The body design is so understated it's almost plain, in that way that only expensive luxury gadgets can get away with. It is relatively large for an ultra-compact, measuring 92.5 x 57.5 x 24mm, and at approximately 170g fully loaded it is quite heavy too. You could carry it in a shirt pocket, but you'd certainly know it was there.

The front panel of the body is slightly bowed, and the smooth brushed finish of my silver review sample proved to be quite hard to grip securely. There is an indented thumb grip area on the back of the camera, but it doesn't help much. It's hard to hold the camera one-handed and operate the zoom control at the same time.


December 10, 2008, 6:34 pm

Is 'chromatic abberation' the same as purple fringing in high-contrast areas of the image? If so, the photo showing corner-sharpness shows plenty of it! (unless it's a compression artefact?).


December 10, 2008, 6:52 pm

Chromatic aberration is a general term for various colour altering effects that can occur due to a poor lens. One of which is purple fringeing and, yes, there is some in that photo. Not a lot though.


December 10, 2008, 9:50 pm

As far as I know, while looking very similar, purple fringing and chromatic aberration are competely different phenomena.
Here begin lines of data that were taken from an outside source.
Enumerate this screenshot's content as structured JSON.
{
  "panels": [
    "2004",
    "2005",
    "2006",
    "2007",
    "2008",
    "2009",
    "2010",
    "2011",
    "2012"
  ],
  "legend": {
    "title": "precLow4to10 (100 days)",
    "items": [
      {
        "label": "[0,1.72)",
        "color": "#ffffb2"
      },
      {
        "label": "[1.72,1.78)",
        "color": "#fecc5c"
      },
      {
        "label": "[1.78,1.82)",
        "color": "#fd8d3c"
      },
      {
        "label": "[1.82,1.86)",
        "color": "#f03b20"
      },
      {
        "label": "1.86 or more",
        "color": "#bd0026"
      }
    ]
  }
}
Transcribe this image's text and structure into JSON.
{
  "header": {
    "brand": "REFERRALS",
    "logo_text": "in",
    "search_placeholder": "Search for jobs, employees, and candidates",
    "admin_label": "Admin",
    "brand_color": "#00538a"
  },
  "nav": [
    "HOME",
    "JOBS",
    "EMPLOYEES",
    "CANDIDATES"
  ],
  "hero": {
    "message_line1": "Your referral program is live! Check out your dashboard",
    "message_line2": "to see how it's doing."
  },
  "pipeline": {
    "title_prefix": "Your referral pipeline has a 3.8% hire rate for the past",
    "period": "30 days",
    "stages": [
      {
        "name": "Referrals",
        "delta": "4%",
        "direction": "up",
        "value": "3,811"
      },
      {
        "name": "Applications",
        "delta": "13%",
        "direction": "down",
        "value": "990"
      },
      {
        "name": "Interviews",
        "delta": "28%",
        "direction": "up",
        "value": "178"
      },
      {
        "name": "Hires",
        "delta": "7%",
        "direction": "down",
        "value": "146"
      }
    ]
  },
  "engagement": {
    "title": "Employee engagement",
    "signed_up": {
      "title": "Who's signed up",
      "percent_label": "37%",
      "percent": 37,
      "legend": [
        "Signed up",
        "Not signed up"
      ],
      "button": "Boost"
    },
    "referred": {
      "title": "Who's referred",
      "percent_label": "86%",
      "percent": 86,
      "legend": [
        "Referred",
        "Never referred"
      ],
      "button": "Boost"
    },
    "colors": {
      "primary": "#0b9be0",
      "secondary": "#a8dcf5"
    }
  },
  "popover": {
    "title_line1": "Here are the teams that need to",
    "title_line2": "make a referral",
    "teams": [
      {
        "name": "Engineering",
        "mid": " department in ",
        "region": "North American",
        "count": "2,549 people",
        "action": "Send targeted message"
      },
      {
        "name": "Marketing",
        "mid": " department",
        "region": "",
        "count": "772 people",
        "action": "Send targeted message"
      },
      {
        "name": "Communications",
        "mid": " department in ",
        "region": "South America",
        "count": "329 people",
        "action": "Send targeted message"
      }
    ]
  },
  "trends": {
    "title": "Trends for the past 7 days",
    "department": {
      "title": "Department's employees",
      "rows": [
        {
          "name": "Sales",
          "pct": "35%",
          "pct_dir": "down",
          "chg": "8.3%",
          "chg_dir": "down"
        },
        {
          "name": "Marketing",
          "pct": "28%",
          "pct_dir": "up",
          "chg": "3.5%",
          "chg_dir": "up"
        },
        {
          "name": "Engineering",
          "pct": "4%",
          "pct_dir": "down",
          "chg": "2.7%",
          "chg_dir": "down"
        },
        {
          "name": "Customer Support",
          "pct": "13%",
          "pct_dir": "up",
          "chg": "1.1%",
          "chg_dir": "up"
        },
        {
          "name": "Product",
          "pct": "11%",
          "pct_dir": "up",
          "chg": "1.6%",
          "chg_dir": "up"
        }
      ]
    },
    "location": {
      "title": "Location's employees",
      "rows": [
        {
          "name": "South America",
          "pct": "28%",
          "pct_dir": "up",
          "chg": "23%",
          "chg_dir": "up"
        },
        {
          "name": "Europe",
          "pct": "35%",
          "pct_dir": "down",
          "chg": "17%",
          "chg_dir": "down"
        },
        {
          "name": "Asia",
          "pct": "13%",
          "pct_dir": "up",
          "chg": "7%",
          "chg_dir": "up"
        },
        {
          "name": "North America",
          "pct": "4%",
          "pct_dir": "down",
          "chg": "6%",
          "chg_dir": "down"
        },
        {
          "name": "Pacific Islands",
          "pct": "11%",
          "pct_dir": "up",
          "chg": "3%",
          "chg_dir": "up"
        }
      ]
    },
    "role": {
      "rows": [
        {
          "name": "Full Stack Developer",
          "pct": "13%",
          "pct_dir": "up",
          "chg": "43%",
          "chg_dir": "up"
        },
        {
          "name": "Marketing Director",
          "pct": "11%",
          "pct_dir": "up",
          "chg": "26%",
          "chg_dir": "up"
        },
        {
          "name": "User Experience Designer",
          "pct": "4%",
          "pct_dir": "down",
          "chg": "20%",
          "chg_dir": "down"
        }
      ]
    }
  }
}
Purple fringing is a sensor-based effect, caused by a charge overload leaking from one CCD-element to its neighbouring ones. On the other hand, chromatic aberration is in fact a optics-related effect, caused by different refractions of the different colours of light passing the lens.


December 11, 2008, 2:40 am

What a crummy camera. I think your scores are too kind. I'd give it a 4 for image quality, value and overall.

Cliff Smith

December 12, 2008, 12:22 am

Here's a tutorial I wrote on chromatic aberration: http://www.trustedreviews.com/...


March 20, 2009, 9:25 pm

Im interested in this camera and was wondering if you anyone knows anythin about the shutter priority mode. Usually nikons have a 'firework show' mode, which at night you can take a pic of fireworks or cars on a motorway at a low shutter speed of 4secs.

So i wanted to know if you can set the shutter priority on this camera for use during the day and at night? And what is the longest time the shutter will stay open for?

john somer

July 8, 2010, 5:12 am

We purchased this camera 08.11.2008.from Harvey Norman computer Super store aspley QLD Australia. My Wife taken about 50 photos the photos quality was excellent. June 2010 she wanted to take a photo of our Great grand Child and find the camera inoperable, showing a message "lens error" i returned the camera to the Store where I been told "have to pay $49 for estimate and what ever is the repair cost. I have contacted NIKON, where I been told "the repair would cost over $200 for a camera used only 6 to 7 Times taking about 50 photos. Thank you Nikon. Thank you Harvey Norman.